Suena I Don’t Wanna Wait y el grupo comienza a moverse. Como dice el título de la canción, aquí no se espera. Apenas da tiempo a que Leticia Catalán, la profesora, ponga en marcha el cronómetro. La clase ya está en acción. Sentadillas sencillas y ejercicios aeróbicos que activan el cuerpo. Es solo el calentamiento de la clase de Tonofit, pero el ritmo está claro: aquí se viene a trabajar con energía.

Es viernes, y eso significa clase de intervalos: 40 segundos de trabajo y 15 de descanso. Intervalos cortos e intensos que no dan margen a desconectar. El cronómetro marca el tiempo y Leticia va encadenando ejercicios sin que el pulso baje. Las mancuernas están preparadas en las plataformas de step, donde cada alumna adapta los pesos según sus ritmos. “Vamos, no pares, tú puedes”, se oye entre ejercicio y ejercicio. “Respira. Si necesitas, bajas y vuelves”, repite una y otra vez Leticia. El ritmo es alto, pero siempre con margen para ajustarse sin salir de la dinámica de la clase.

En un grupo de alrededor de veinte alumnos, Leticia no se queda quieta. Recorre la sala mientras observa, corrige y afina cada movimiento. “Espalda recta, mírame aquí, no mires al suelo”. Ajusta una postura, recuerda cómo colocar las manos, insiste en controlar la bajada y en no balancear el cuerpo. Siempre hay que exigirse, pero siempre desde la técnica, porque “mejor hacerlo bien, que hacerlo rápido”. Entre indicación e indicación anima: “¡Fuerte, a por las últimas!” y el grupo responde con más energía.

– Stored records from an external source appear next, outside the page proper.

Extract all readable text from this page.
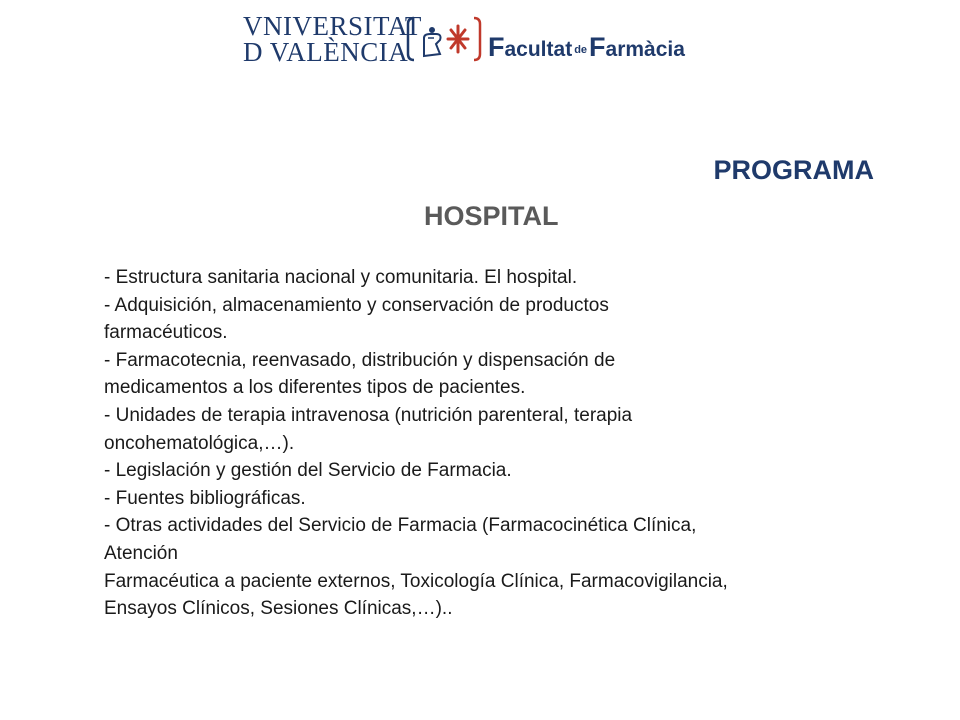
VNIVERSITAT
D VALÈNCIA	Facultat deFarmàcia
PROGRAMA
HOSPITAL

- Estructura sanitaria nacional y comunitaria. El hospital.

- Adquisición, almacenamiento y conservación de productos

farmacéuticos.

- Farmacotecnia, reenvasado, distribución y dispensación de

medicamentos a los diferentes tipos de pacientes.

- Unidades de terapia intravenosa (nutrición parenteral, terapia

oncohematológica,…).

- Legislación y gestión del Servicio de Farmacia.

- Fuentes bibliográficas.

- Otras actividades del Servicio de Farmacia (Farmacocinética Clínica,

Atención

Farmacéutica a paciente externos, Toxicología Clínica, Farmacovigilancia,

Ensayos Clínicos, Sesiones Clínicas,…)..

A medida que pasan los minutos, el esfuerzo se hace más visible y la respiración más presente. No es para menos. Durante la clase están trabajando ejercicios de piernas, trabajo aeróbico, espalda, hombros, brazos y abdominales, sin apenas tiempo para desconectar.

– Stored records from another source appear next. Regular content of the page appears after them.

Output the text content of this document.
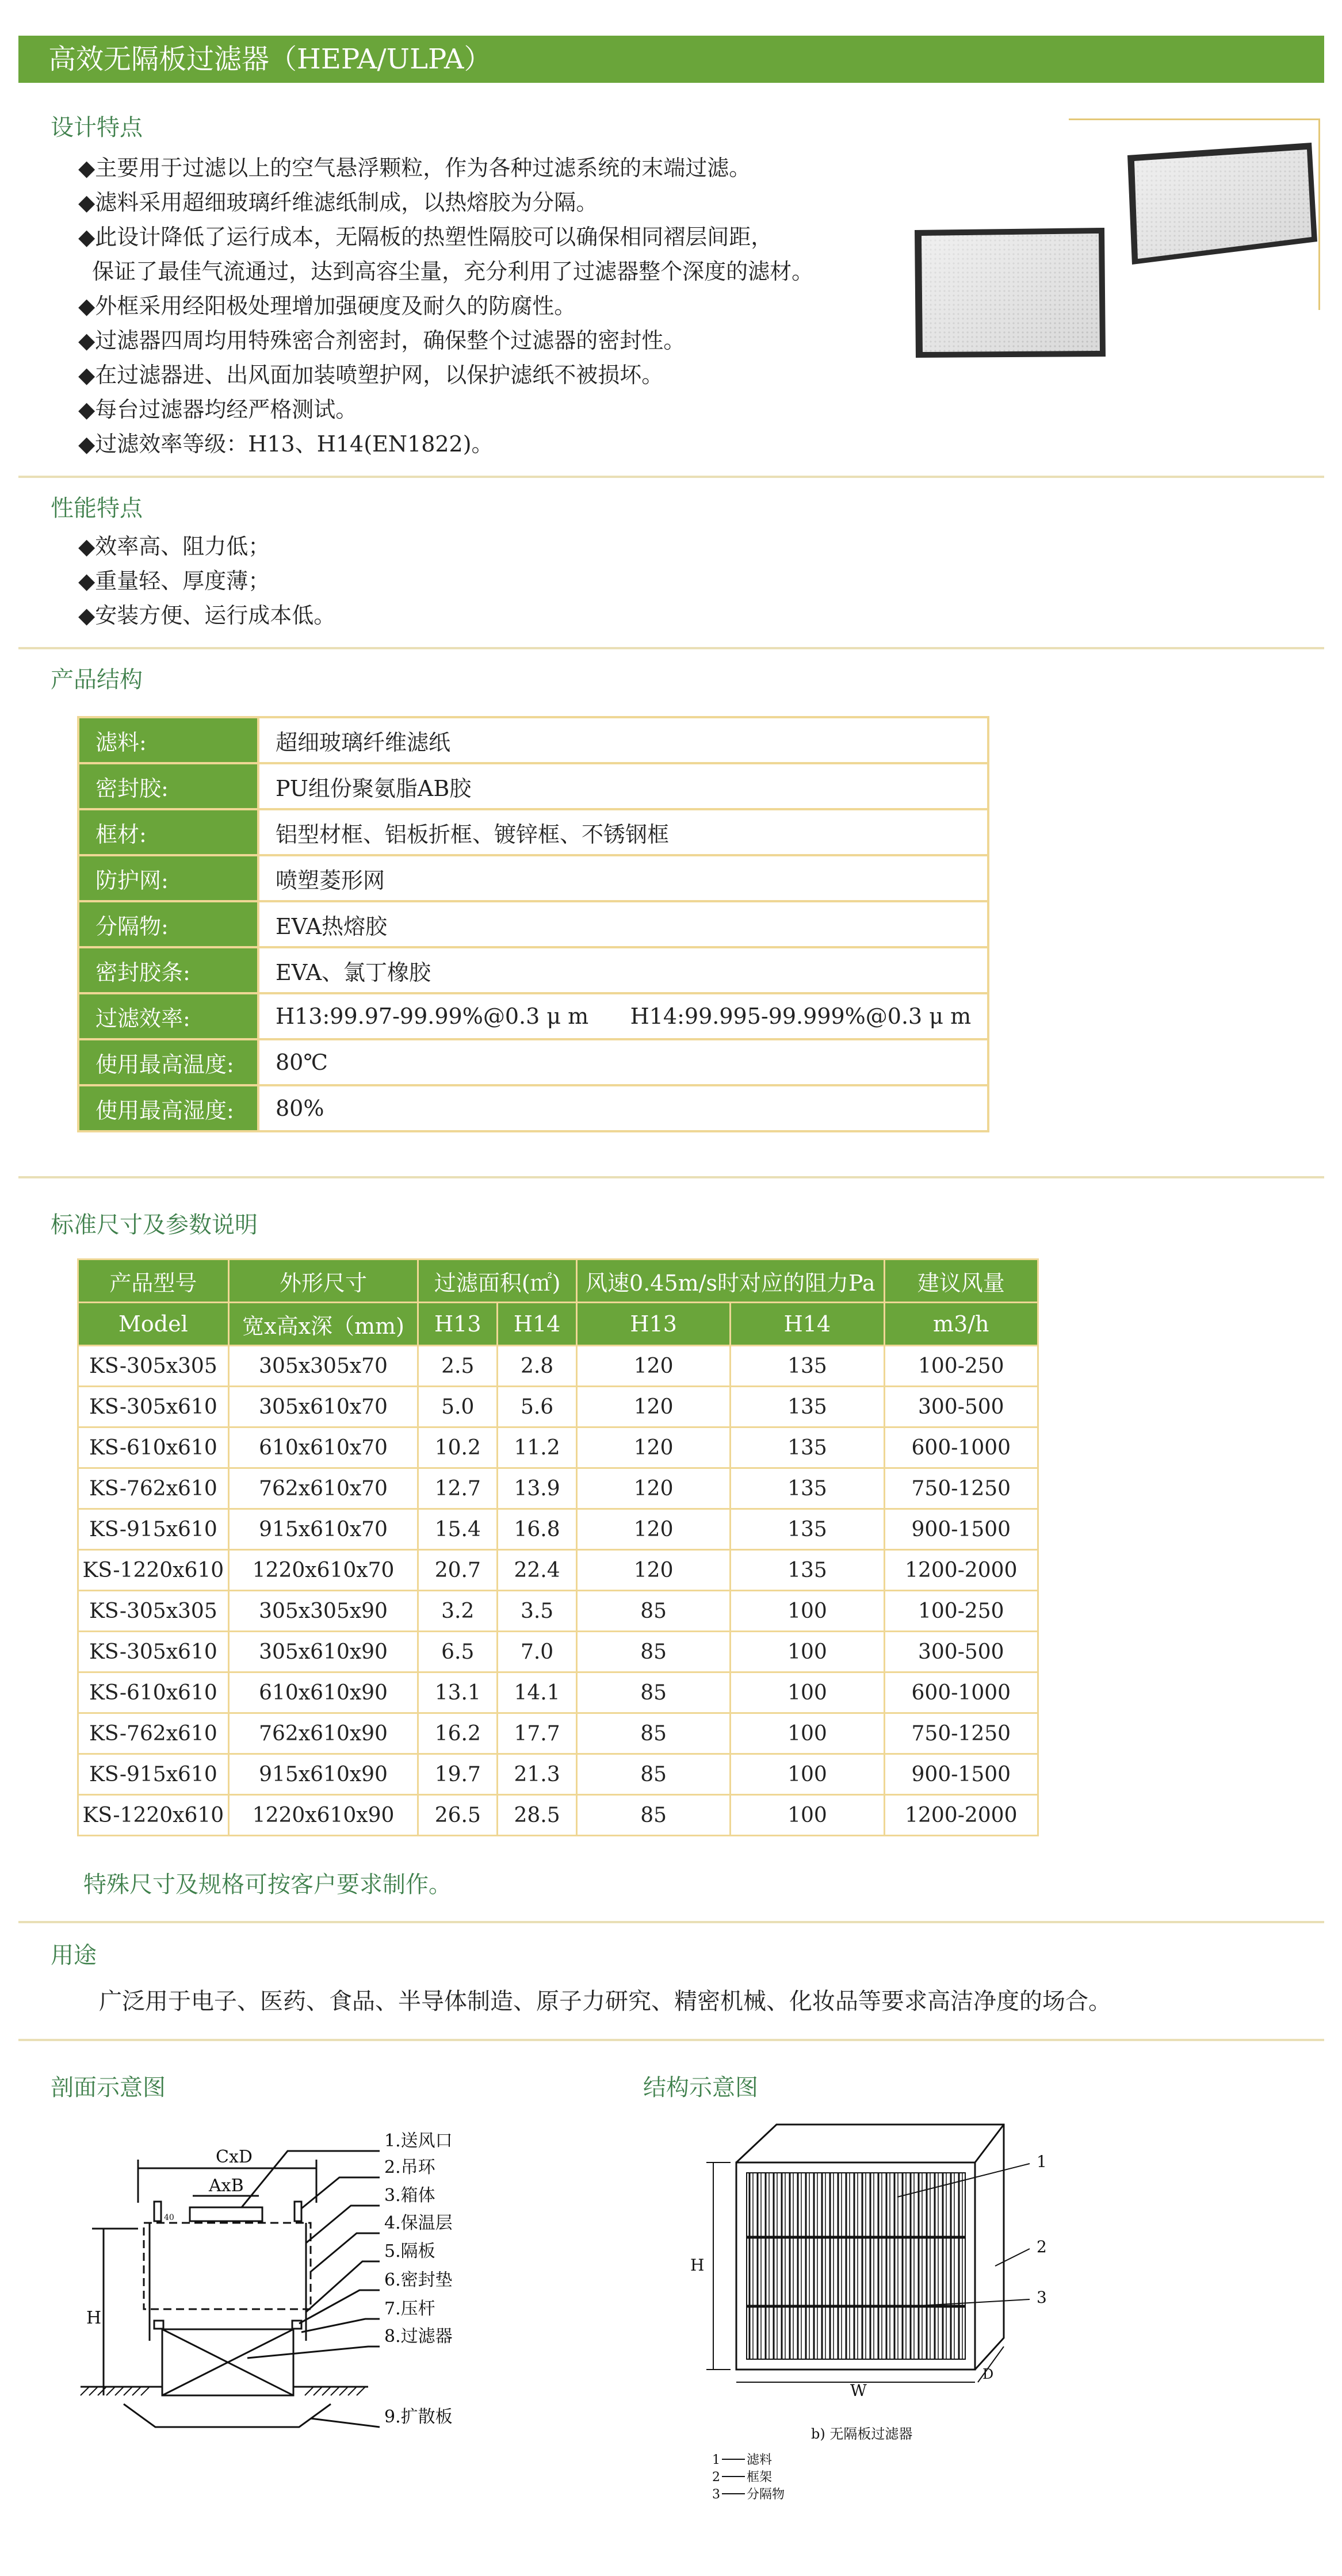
高效无隔板过滤器（HEPA/ULPA）
设计特点
◆主要用于过滤以上的空气悬浮颗粒，作为各种过滤系统的末端过滤。
◆滤料采用超细玻璃纤维滤纸制成，以热熔胶为分隔。
◆此设计降低了运行成本，无隔板的热塑性隔胶可以确保相同褶层间距，
保证了最佳气流通过，达到高容尘量，充分利用了过滤器整个深度的滤材。
◆外框采用经阳极处理增加强硬度及耐久的防腐性。
◆过滤器四周均用特殊密合剂密封，确保整个过滤器的密封性。
◆在过滤器进、出风面加装喷塑护网，以保护滤纸不被损坏。
◆每台过滤器均经严格测试。
◆过滤效率等级：H13、H14(EN1822)。
性能特点
◆效率高、阻力低；
◆重量轻、厚度薄；
◆安装方便、运行成本低。
产品结构
滤料:	超细玻璃纤维滤纸
密封胶:	PU组份聚氨脂AB胶
框材:	铝型材框、铝板折框、镀锌框、不锈钢框
防护网:	喷塑菱形网
分隔物:	EVA热熔胶
密封胶条:	EVA、氯丁橡胶
过滤效率:	H13:99.97-99.99%@0.3 μ m      H14:99.995-99.999%@0.3 μ m
使用最高温度:	80℃
使用最高湿度:	80%
标准尺寸及参数说明
产品型号	外形尺寸	过滤面积(㎡)		风速0.45m/s时对应的阻力Pa		建议风量
Model	宽x高x深（mm)	H13	H14	H13	H14	m3/h
KS-305x305	305x305x70	2.5	2.8	120	135	100-250
KS-305x610	305x610x70	5.0	5.6	120	135	300-500
KS-610x610	610x610x70	10.2	11.2	120	135	600-1000
KS-762x610	762x610x70	12.7	13.9	120	135	750-1250
KS-915x610	915x610x70	15.4	16.8	120	135	900-1500
KS-1220x610	1220x610x70	20.7	22.4	120	135	1200-2000
KS-305x305	305x305x90	3.2	3.5	85	100	100-250
KS-305x610	305x610x90	6.5	7.0	85	100	300-500
KS-610x610	610x610x90	13.1	14.1	85	100	600-1000
KS-762x610	762x610x90	16.2	17.7	85	100	750-1250
KS-915x610	915x610x90	19.7	21.3	85	100	900-1500
KS-1220x610	1220x610x90	26.5	28.5	85	100	1200-2000
特殊尺寸及规格可按客户要求制作。
用途
广泛用于电子、医药、食品、半导体制造、原子力研究、精密机械、化妆品等要求高洁净度的场合。
剖面示意图	结构示意图
CxD
AxB
H
40
1.送风口
2.吊环
3.箱体
4.保温层
5.隔板
6.密封垫
7.压杆
8.过滤器
9.扩散板
1
2
3
H
W
D
b) 无隔板过滤器
1 滤料
2 框架
3 分隔物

En los breves descansos, cuando la música baja, se oye cómo entre el grupo se comentan las sensaciones, qué parte les está costando más o qué ejercicio se les ha hecho especialmente duro.

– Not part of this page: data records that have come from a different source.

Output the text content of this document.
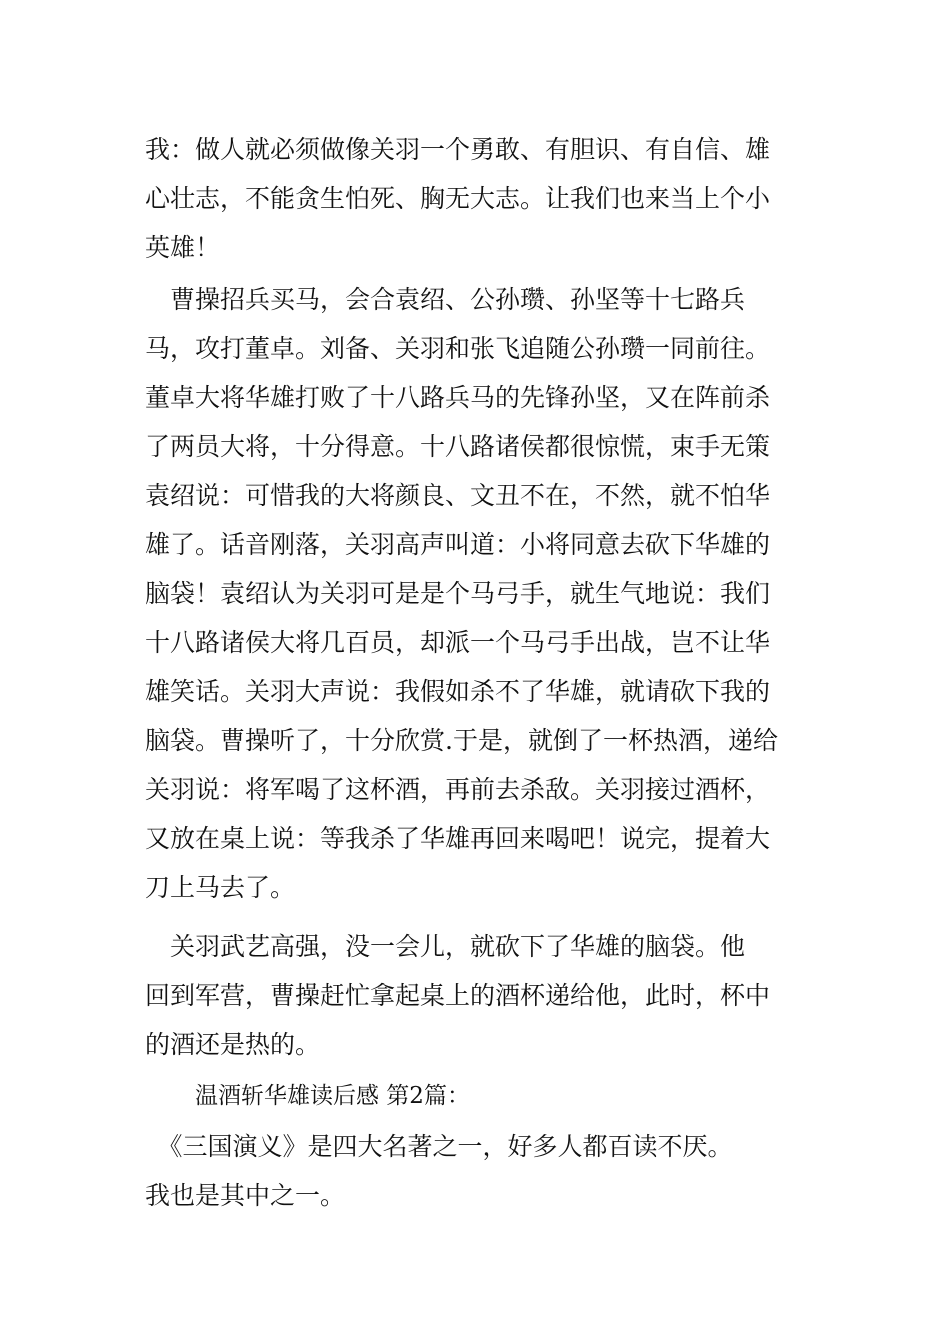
我：做人就必须做像关羽一个勇敢、有胆识、有自信、雄
心壮志，不能贪生怕死、胸无大志。让我们也来当上个小
英雄！
　曹操招兵买马，会合袁绍、公孙瓒、孙坚等十七路兵
马，攻打董卓。刘备、关羽和张飞追随公孙瓒一同前往。
董卓大将华雄打败了十八路兵马的先锋孙坚，又在阵前杀
了两员大将，十分得意。十八路诸侯都很惊慌，束手无策
袁绍说：可惜我的大将颜良、文丑不在，不然，就不怕华
雄了。话音刚落，关羽高声叫道：小将同意去砍下华雄的
脑袋！袁绍认为关羽可是是个马弓手，就生气地说：我们
十八路诸侯大将几百员，却派一个马弓手出战，岂不让华
雄笑话。关羽大声说：我假如杀不了华雄，就请砍下我的
脑袋。曹操听了，十分欣赏.于是，就倒了一杯热酒，递给
关羽说：将军喝了这杯酒，再前去杀敌。关羽接过酒杯，
又放在桌上说：等我杀了华雄再回来喝吧！说完，提着大
刀上马去了。
　关羽武艺高强，没一会儿，就砍下了华雄的脑袋。他
回到军营，曹操赶忙拿起桌上的酒杯递给他，此时，杯中
的酒还是热的。
温酒斩华雄读后感 第2篇：
　《三国演义》是四大名著之一，好多人都百读不厌。
我也是其中之一。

En la recta final, el trabajo pasa al suelo. Flexiones, planchas, abdominales. Es el punto más duro de la clase. Cuando la profesora anuncia cuánto tiempo toca aguantar en el siguiente ejercicio, se escapan algunas risas, de esas que salen cuando las piernas ya pesan. “Últimos segundos, no te caigas ahora”, insiste. Y aunque el cansancio ya se nota, nadie abandona antes de tiempo.

Y así llega el desenlace. La música cambia. “Bajamos pulsaciones”, indica Leticia, y el grupo empieza a estirar. De estar al límite a parar. De tensar a soltar. Las pulsaciones se van calmando mientras se alargan piernas, espalda y hombros. Leticia comenta que la mayoría de quienes acuden a la clase son personas adultas, de distintas edades, por encima de 50 bastantes de ellas, que vienen con el objetivo de mantenerse activas y cuidarse; y basta ver cómo terminan la sesión para entenderlo. Tiene mérito esta clase de tanta intensidad.